The possible analyzes of Alfonzo’s highly stratified and charged compositions are endless. Yet Miami, as the primary foundation and common thread from which to draw information and research relating to the artist, is reflected in Alfonzo’s decade in the Magic City. “We consulted with a number of Alfonzo’s peers – those who knew him best during his productive years in Miami,” Moreno says. “We also consulted as many archives as we had, including Alfonzo’s own archives, which he left to friends and holdings at the Vasari Archives at the Miami-Dade Library and the Cuban Heritage Collections at the ‘University of Miami.’
As befits an artist who gave so much back to the city where he lived and died, “Carlos Alfonzo: Late Paintings” pays homage to Miami’s place in the ongoing discourse surrounding Alfonzo’s work.
“One of the biggest rewards was being able to bring all these powerful paintings together again,” says Moreno. “It is difficult to explain the emotional reach and grave energy of these works to anyone who has not been in a room full of them. They imbue the museum space with an almost liturgical air. Another reward has been reflecting on some of the deep questions about human mortality that the paintings address while constantly reminding themselves that they come out of a very specific moment: the tragic one when Alfonzo’s friends were dying. of AIDS-related illnesses, and he himself was on the way to an untimely death.

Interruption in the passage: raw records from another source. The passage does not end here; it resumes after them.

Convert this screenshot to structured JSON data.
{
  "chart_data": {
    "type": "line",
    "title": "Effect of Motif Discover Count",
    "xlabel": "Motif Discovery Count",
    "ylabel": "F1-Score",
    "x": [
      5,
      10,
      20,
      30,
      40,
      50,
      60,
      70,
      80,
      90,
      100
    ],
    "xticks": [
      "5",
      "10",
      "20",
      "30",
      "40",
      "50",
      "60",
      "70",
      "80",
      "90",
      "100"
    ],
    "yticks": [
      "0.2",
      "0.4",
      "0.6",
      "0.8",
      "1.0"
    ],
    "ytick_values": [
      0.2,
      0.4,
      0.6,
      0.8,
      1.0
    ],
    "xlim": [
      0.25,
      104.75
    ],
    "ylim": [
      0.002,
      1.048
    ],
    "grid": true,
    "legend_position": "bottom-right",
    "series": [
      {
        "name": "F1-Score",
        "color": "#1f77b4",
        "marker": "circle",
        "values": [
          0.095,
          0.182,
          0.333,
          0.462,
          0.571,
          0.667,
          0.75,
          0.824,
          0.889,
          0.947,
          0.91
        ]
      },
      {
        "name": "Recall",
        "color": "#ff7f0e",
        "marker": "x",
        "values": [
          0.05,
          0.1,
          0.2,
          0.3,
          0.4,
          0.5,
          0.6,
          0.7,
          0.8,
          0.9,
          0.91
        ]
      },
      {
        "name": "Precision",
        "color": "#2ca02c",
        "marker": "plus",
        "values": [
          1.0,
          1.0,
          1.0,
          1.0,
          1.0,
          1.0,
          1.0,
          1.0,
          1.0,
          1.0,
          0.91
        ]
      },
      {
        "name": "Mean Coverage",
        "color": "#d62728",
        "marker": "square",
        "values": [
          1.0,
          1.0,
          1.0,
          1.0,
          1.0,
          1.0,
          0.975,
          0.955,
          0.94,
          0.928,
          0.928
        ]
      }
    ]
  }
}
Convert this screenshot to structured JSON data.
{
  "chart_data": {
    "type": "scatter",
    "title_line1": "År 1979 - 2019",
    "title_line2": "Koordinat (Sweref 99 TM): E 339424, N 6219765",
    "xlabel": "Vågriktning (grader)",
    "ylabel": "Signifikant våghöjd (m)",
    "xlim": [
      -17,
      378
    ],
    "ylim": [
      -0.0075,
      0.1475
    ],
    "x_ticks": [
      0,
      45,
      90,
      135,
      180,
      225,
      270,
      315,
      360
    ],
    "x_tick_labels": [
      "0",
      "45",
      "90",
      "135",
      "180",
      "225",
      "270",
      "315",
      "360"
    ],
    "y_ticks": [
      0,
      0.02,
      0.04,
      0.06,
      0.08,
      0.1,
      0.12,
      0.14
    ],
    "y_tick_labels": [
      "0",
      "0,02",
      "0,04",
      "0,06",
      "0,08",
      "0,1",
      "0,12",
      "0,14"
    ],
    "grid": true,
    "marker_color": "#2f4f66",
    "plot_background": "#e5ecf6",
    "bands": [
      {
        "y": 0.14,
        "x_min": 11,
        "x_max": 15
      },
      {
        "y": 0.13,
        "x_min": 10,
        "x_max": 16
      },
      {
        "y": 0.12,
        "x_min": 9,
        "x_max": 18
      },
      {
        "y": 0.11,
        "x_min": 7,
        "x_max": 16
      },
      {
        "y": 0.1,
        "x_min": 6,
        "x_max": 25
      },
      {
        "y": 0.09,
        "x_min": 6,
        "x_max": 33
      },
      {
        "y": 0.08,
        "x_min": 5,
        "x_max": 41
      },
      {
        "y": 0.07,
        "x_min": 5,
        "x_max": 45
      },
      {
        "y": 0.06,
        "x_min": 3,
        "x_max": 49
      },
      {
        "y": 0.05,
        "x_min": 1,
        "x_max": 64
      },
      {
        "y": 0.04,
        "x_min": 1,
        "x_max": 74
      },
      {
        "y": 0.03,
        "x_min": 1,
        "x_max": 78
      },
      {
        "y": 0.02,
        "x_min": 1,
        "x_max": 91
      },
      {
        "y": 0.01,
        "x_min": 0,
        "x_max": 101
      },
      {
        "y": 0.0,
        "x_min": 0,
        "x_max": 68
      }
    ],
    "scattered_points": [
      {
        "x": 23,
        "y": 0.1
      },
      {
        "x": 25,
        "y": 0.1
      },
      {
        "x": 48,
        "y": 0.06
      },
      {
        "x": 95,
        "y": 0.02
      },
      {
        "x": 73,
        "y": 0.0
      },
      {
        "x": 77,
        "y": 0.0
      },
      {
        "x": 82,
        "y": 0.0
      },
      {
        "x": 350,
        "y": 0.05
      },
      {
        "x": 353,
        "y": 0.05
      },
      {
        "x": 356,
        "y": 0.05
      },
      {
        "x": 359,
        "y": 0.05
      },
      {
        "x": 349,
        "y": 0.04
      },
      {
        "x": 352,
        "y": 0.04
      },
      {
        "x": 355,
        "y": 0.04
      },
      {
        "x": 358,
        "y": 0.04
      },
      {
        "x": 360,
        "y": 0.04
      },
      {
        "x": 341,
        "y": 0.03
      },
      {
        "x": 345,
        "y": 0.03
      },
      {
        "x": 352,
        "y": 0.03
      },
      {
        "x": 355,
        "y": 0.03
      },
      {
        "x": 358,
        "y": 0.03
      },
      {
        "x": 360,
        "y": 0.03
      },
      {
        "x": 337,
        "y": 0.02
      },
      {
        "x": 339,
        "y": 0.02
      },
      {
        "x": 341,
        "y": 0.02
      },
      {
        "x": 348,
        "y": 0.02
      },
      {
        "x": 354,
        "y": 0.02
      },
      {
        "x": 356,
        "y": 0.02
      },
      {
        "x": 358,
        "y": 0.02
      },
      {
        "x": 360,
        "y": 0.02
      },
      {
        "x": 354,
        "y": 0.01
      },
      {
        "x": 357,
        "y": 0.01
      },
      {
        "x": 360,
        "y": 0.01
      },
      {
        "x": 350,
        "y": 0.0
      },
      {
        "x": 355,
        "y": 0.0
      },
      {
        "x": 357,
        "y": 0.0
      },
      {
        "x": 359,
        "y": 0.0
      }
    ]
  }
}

“The exhibition – the power of seeing all these late works together – will only further cement Alfonzo’s place as one of the preeminent painters of the 1980s. I think the exhibition will also have the positive effect to remind us – and young artists in particular – of the kind of serious questions painting is still able to address and the powerful emotional tones it can generate.”
“Carlos Alfonzo: Late Paintings.” On view through November 27, at the Institute of Contemporary Art, Miami, 61 NE 41st St., Miami; 305-901-5272; icamiami.org. Free entry.